Floods and droughts have dramatic consequences for UK homes and businesses: annual damage to UK properties and their contents due to river and tidal flooding is estimated to total approximately £1 billion. Despite the wide-ranging effects of such extreme hydrological events, businesses, industry and researchers lack much of the fundamental data required to fully understand the long-term impacts, as well as the underlying environmental conditions that may exacerbate or limit their occurrence.
A consortium led by UKCEH began a 15-month study in May 2020 to scope the requirements for a new national Floods and Droughts Research Infrastructure. This £500k investment seeks to understand the data that are required to improve the prediction and mitigation of floods and droughts nationally, and the infrastructure required to enable these measurements to increase the UK’s resilience to such events.

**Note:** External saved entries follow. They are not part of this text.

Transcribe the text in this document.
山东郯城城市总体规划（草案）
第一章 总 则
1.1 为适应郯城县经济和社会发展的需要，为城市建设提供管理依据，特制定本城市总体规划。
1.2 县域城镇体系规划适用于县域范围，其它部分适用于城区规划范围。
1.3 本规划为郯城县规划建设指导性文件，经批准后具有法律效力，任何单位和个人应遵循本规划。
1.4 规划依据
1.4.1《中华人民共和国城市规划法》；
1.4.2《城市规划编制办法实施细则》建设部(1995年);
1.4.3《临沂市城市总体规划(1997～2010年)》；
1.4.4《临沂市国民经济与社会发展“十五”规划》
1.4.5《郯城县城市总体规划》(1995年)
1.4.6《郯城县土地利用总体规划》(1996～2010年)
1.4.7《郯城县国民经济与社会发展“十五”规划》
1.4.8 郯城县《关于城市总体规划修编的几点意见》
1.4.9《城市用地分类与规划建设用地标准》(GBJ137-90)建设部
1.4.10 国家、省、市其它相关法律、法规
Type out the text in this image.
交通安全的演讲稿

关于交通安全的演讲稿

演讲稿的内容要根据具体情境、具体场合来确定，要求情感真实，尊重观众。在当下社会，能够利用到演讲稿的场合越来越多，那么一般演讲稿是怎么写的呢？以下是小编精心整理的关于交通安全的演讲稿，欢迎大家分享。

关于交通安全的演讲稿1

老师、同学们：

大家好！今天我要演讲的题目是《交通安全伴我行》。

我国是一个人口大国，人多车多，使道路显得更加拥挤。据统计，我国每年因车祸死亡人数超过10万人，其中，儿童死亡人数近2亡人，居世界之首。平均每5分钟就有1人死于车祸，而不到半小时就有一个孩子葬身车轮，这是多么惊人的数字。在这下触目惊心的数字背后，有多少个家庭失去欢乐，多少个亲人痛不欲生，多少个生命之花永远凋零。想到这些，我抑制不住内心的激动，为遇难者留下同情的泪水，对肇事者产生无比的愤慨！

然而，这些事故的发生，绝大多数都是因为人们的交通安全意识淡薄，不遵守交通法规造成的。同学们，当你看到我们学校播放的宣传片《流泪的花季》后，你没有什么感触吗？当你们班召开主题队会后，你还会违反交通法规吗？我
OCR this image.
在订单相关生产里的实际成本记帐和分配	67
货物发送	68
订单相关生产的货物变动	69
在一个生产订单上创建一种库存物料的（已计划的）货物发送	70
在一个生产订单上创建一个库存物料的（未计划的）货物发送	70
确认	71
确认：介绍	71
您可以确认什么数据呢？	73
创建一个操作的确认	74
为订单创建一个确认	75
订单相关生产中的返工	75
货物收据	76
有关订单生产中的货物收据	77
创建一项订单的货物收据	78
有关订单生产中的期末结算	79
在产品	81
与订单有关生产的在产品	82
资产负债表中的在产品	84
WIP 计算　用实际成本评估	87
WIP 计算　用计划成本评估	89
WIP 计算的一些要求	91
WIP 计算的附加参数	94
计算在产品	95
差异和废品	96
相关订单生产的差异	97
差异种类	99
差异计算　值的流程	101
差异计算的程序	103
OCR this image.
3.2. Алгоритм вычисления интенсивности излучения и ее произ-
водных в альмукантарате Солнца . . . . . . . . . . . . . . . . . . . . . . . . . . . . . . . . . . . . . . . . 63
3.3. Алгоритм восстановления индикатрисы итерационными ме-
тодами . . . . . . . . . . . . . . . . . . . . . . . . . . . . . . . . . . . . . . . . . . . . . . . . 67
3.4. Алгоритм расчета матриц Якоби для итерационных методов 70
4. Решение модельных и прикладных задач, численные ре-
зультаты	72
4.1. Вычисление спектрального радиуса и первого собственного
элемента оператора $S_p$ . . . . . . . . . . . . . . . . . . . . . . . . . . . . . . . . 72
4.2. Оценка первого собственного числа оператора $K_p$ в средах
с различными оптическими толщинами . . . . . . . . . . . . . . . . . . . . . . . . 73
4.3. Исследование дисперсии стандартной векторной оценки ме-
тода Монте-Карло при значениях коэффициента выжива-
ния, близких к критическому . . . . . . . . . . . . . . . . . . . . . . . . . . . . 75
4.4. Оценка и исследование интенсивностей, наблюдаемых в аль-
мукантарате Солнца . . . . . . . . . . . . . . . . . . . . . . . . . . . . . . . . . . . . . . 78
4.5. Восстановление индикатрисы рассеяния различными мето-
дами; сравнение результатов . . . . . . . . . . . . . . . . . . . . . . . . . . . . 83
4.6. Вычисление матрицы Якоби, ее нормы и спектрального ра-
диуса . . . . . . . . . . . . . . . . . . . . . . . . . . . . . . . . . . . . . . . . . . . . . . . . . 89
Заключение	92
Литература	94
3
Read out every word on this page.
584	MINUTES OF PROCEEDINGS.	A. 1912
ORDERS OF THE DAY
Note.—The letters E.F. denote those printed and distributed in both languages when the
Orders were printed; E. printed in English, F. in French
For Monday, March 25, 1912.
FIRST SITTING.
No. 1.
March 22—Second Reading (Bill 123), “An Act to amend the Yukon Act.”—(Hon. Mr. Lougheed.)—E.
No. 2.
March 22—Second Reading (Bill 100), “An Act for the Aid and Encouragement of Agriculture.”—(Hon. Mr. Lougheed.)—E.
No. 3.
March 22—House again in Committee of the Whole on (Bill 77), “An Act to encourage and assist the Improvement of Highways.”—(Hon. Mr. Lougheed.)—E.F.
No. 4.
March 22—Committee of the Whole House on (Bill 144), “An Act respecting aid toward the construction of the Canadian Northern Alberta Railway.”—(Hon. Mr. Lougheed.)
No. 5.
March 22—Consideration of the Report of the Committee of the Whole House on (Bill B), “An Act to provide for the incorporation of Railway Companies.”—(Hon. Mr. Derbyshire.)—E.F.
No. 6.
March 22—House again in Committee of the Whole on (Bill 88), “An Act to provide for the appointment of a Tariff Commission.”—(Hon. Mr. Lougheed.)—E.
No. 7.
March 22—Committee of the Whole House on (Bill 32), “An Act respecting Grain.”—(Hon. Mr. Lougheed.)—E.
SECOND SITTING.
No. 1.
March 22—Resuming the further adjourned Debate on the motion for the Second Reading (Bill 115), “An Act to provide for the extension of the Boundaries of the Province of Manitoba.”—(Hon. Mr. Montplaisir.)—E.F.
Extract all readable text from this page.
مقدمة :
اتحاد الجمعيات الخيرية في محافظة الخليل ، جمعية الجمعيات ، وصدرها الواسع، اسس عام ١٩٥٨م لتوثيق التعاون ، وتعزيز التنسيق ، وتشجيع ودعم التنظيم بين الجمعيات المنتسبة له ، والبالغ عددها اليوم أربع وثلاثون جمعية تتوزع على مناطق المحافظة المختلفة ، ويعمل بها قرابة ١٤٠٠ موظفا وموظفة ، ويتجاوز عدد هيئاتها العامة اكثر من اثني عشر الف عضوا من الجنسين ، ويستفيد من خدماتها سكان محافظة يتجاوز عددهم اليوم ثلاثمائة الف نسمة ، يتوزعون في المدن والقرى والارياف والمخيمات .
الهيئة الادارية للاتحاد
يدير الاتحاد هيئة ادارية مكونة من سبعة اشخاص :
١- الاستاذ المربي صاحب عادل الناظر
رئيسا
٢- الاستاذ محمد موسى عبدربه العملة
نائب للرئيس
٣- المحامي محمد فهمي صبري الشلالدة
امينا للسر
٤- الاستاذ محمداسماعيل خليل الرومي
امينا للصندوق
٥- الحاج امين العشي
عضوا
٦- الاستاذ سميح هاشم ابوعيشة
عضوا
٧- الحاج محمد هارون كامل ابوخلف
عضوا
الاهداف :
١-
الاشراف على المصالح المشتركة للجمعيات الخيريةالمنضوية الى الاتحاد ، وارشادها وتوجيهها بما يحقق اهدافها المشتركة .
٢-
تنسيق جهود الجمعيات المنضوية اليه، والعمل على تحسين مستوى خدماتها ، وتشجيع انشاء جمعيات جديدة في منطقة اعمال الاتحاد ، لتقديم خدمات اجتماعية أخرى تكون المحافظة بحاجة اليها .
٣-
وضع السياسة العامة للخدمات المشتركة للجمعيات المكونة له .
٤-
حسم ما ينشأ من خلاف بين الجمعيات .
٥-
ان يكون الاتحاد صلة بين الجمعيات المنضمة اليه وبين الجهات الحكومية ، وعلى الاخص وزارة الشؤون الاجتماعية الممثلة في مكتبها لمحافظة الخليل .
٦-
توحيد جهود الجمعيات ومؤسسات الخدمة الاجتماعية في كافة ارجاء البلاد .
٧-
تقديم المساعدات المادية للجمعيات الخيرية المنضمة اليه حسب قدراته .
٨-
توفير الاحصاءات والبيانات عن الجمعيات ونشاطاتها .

The scoping study will be consultative, collecting views via webinars and workshops from a broad range of stakeholders and end-users, including academics, businesses, landowners, government and regulatory agencies. The study will undertake a broad review of past and ongoing flood and drought monitoring programmes to better understand existing infrastructure both in the UK and internationally. It will also consider the benefits of potential investments, such as establishing networks of sensors in catchments and the development of near-real time data, to increase understanding of extreme hydrological events.
Dr Nick Reynard (Head of Hydroclimate Risks) and Dr Gwyn Rees (Head of Water Resources) from UKCEH will lead the study, in collaboration with researchers at the University of Bristol, Imperial College London, and the British Geological Survey (BGS).